Dios con gaseosa
Una fue a un colegio de monjas el tiempo suficiente como para volverse agnóstica, pero también como para acordarse de Santa Bárbara cuando truena, para entrar en las iglesias buscando refugio en la penumbra silenciosa y para acabar el día rezándole el padrenuestro antiguo a sus muertos (que son muchos) en las noches oscuras del alma (que son casi todas). Será por eso, y por mi incoherencia proverbial, por lo que, a pesar de haber perdido la fe el siglo pasado, se me retuercen las tripas al oír blasfemar a alguien.
Mi padre lo hacía, y mucho. Lo de blasfemar, digo. Y eso que era católico, apostólico y murciano. Cuando en casa se cagaba en lo humano y, sobre todo, en lo divino, yo me echaba las manos a la cabeza; cuando lo hacía en el fútbol, se las echaba el sacerdote que se sentaba detrás de él en La Condomina: «¡Repórtese, haga el favor!», le decía mosqueado. Mi padre me lo contaba, riéndose, al volver del partido, mientras mi madre se quejaba de la vergüenza que le hacía pasar ante el cura.
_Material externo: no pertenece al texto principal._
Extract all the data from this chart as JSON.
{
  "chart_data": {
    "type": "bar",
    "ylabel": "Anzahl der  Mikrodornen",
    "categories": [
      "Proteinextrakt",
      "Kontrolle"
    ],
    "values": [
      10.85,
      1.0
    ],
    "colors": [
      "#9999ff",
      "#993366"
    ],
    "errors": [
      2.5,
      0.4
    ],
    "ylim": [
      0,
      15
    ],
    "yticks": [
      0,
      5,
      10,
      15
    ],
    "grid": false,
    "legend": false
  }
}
Que a mí, dueña de una boca que haría palidecer a un camionero cabreado, no me guste escuchar según qué exabruptos no quiere decir que me ofendan, me agravien o me hieran; allá cada cual con sus incontinencias verbales. Más me molestan los que predican que ellos son el cielo y el infierno son los otros, que se unen a una pastora evangélica de gafas ahumadas, flequillo noventero y oratoria inflamada, que hacen bajar al pobre Dios a la tierra para meterlo en campaña, que lo utilizan para pedir votos en su nombre. Mezclar a Dios con la política, además de retrotraernos a un pasado ultramontano, es peor que mezclar vino bueno con gaseosa. Y eso sí que me retuerce las tripas.